At the outbreak of the First Balkan War, Cyprus was nominally a part of the Ottoman Empire, while in fact being administered by the British Empire as agreed in the Cyprus Convention of 1878. On 17 October 1912, Sozos departed from Limassol as part of a small unit of the Cypriot Red Cross which headed to Athens in order to assist the Greek army which at the time fought against the Ottomans. His wife Ermioni Sozou, his 4-year-old son Zinon and 7 sisters were not informed about his decision as he feared that they would not allow him to leave. The ship made stops at Alexandria and Patras before arriving to its final destination on 23 October. On 7 November, he took part in an hour long official meeting with the Greek prime minister Eleutherios Venizelos. Venizelos became emotional and eventually gave in to his pleas, allowing him and Larnaca MP Evaggelos Hajioannou to enlist in the 1st Infantry Regiment of the 2nd Infantry Division as privates.

On 1 November his unit reached Thessaloniki, on 13 November he was dispatched to Agioi Saranta. He fought at Delvino before taking part in the Battle of Bizani. On 6 December, Sozos was killed in action on the Profitis Ilias height, Manoliasa, outside Bizani. Despite multiple search missions his body was never recovered.

News of his death reached Cyprus in the second half of December. His wife Ermioni received hundreds of telegrams offering condolences from both Cyprus and abroad, among them was one from the British High Commissioner to Cyprus Hamilton Goold-Adams. Greek schools and courts suspended their activities, a court in Nicosia also raised a flag in honor of Sozos thus breaking the law as Britain maintained a neutral stance in the conflict.
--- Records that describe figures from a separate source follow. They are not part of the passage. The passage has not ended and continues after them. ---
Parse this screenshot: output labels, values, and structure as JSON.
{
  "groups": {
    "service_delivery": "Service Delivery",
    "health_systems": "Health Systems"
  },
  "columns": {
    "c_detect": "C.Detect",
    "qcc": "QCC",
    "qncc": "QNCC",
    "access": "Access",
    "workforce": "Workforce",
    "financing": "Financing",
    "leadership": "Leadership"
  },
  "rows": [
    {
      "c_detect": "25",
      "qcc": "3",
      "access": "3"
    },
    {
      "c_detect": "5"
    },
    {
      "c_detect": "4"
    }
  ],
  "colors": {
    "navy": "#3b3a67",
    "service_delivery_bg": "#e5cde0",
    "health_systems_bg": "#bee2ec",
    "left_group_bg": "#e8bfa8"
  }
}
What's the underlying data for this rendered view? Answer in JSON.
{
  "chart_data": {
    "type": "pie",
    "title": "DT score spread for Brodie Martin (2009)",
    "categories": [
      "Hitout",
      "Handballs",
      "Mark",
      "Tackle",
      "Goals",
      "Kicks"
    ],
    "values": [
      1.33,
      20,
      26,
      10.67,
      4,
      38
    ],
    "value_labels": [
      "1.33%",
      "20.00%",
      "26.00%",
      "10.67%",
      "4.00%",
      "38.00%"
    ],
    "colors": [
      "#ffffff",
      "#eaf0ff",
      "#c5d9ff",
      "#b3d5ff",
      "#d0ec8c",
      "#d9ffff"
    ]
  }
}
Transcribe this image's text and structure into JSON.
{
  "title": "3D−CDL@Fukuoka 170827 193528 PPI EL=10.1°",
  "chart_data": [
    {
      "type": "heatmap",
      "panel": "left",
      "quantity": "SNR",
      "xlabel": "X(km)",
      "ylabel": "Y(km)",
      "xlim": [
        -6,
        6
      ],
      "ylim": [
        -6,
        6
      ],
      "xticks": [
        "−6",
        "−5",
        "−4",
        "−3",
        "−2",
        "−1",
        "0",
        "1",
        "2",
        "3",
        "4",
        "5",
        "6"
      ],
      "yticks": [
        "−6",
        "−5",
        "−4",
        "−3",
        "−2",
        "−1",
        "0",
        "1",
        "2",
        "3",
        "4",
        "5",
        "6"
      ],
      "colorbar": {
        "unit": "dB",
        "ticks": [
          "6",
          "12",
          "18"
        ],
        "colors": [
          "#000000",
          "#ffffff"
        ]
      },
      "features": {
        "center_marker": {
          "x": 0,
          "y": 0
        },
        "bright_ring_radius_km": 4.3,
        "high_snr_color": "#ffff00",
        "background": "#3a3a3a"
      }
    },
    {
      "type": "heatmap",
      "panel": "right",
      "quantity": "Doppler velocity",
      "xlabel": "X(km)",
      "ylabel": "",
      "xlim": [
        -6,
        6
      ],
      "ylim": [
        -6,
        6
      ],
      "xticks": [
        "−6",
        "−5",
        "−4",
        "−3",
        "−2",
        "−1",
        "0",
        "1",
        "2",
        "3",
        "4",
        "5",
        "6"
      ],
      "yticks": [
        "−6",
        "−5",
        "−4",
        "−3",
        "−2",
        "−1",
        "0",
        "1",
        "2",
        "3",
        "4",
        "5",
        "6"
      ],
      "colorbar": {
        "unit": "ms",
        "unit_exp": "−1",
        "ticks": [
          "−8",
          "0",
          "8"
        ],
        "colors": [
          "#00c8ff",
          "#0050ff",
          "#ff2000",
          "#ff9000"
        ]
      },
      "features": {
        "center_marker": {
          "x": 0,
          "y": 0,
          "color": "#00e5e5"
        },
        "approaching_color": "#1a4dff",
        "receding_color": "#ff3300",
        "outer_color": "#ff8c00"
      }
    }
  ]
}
Ironically Nikolaos Katalanos delivered a speech during Sozos' mnemosynon where he described him as a "hyperpatriot". Mnemosyna were also held in dozens of villages across Cyprus, as well as in Cypriot communities in Athens, Egypt and Sudan. Greek Cypriot newspapers were swept with nationalist fervor comparing Sozos with Pavlos Melas. Goold-Adams and his successor as British High Commissioner to Cyprus John Eugene Clauson, praised Sozos in their last and first addresses respectively.

A photo of Sozos was placed in the Hellenic Parliament. Streets were named after Sozos in Limassol and Ioannina, there are busts honoring Sozos in Limassol, Ioannina and Thessaloniki. Sozos' death left a lasting mark on the Enosis movement, being one of its most important events before the 1931 Cyprus revolt. The Rectory Building of the Cyprus University of Technology is named after Sozos.